At the back of the room, she discovered a box of old iron charms that would have been handed out to graduating students at one point.
She sifted through them by the light of her oil lamp, smiling at the various shapes: an owl for wisdom, a key for knowledge, a pillar for fortitude.
If only they were weapons instead, she thought with a sigh.
Still, iron was always handy, especially if one were conjuring demons.
In another box she found small bags of salt, also a graduation gift for seniors back in her parents’ days. She didn’t use
salt on her own demons usually, since she never knew where they’d appear. But it wouldn’t hurt to have a little extra on hand.
As she began to unlock the door to her laboratory, she paused at the noises coming from the other side.

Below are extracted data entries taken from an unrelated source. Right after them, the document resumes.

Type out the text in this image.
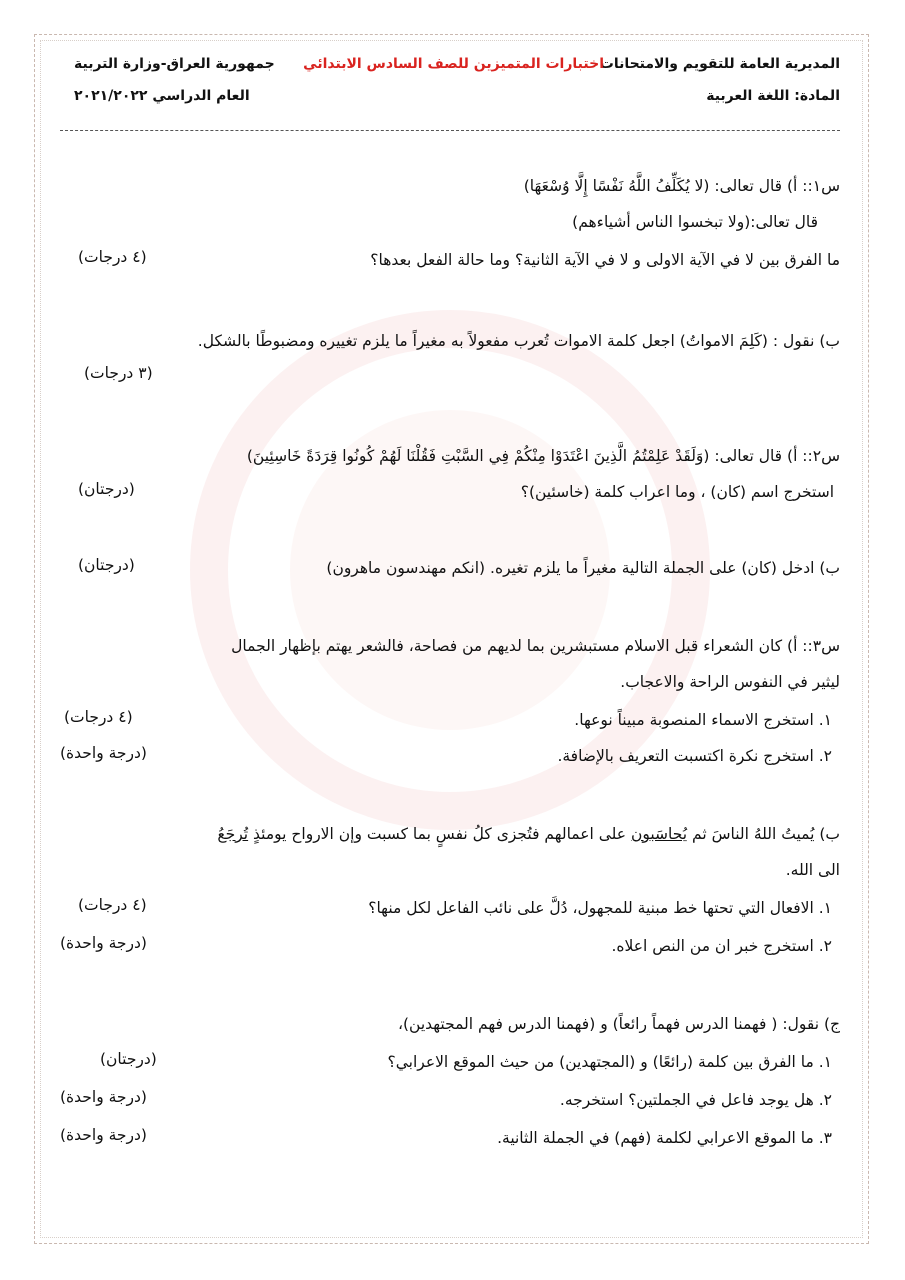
المديرية العامة للتقويم والامتحانات
المادة: اللغة العربية
اختبارات المتميزين للصف السادس الابتدائي
جمهورية العراق-وزارة التربية
العام الدراسي ٢٠٢١/٢٠٢٢
س١:: أ) قال تعالى: (لا يُكَلِّفُ اللَّهُ نَفْسًا إِلَّا وُسْعَهَا)
قال تعالى:(ولا تبخسوا الناس أشياءهم)
ما الفرق بين لا في الآية الاولى و لا في الآية الثانية؟ وما حالة الفعل بعدها؟
(٤ درجات)
ب) نقول : (كَلِمَ الامواتُ) اجعل كلمة الاموات تُعرب مفعولاً به مغيراً ما يلزم تغييره ومضبوطًا بالشكل.
(٣ درجات)
س٢:: أ) قال تعالى: (وَلَقَدْ عَلِمْتُمُ الَّذِينَ اعْتَدَوْا مِنْكُمْ فِي السَّبْتِ فَقُلْنَا لَهُمْ كُونُوا قِرَدَةً خَاسِئِينَ)
استخرج اسم (كان) ، وما اعراب كلمة (خاسئين)؟
(درجتان)
ب) ادخل (كان) على الجملة التالية مغيراً ما يلزم تغيره. (انكم مهندسون ماهرون)
(درجتان)
س٣:: أ) كان الشعراء قبل الاسلام مستبشرين بما لديهم من فصاحة، فالشعر يهتم بإظهار الجمال
ليثير في النفوس الراحة والاعجاب.
١. استخرج الاسماء المنصوبة مبيناً نوعها.
(٤ درجات)
٢. استخرج نكرة اكتسبت التعريف بالإضافة.
(درجة واحدة)
ب) يُميتُ اللهُ الناسَ ثم يُحاسَبون على اعمالهم فتُجزى كلُ نفسٍ بما كسبت وإن الارواح يومئذٍ تُرجَعُ
الى الله.
١. الافعال التي تحتها خط مبنية للمجهول، دُلَّ على نائب الفاعل لكل منها؟
(٤ درجات)
٢. استخرج خبر ان من النص اعلاه.
(درجة واحدة)
ج) نقول: ( فهمنا الدرس فهماً رائعاً) و (فهمنا الدرس فهم المجتهدين)،
١. ما الفرق بين كلمة (رائعًا) و (المجتهدين) من حيث الموقع الاعرابي؟
(درجتان)
٢. هل يوجد فاعل في الجملتين؟ استخرجه.
(درجة واحدة)
٣. ما الموقع الاعرابي لكلمة (فهم) في الجملة الثانية.
(درجة واحدة)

There was none of
Mephisto’s scuttling, but clattering and banging, as though someone were ransacking the place. It sounded far larger than
anything Mephisto could do, and the demon had no reason to go rummaging around her lab, anyway.
Aurelie racked her brain for what could possibly have gotten into the lab with the door and window locked. There wasn’t a
rat in the world large enough to make this much commotion, and she couldn’t imagine a demon would have gotten in without—
Aurelie gasped and clapped her hand to her mouth as the clattering stopped. She’d been harried when she swept up the seeds
Mephisto had scattered, and she couldn’t be certain she’d gotten all of them. What if one had landed in the spilled water
and germinated?
What if they weren’t seeds at all, but eggs?
There was a heavy thud, as though something had leapt down from a height onto the floor. Aurelie frantically scanned herself,
looking for anything she could use. Her iron blade was on her desk, of absolutely no use to her. And she was almost certain
she was going to need it. Whatever had come from Mephisto’s seed was very likely causing this clatter, and from the sound
of things, it was far bigger than its creator.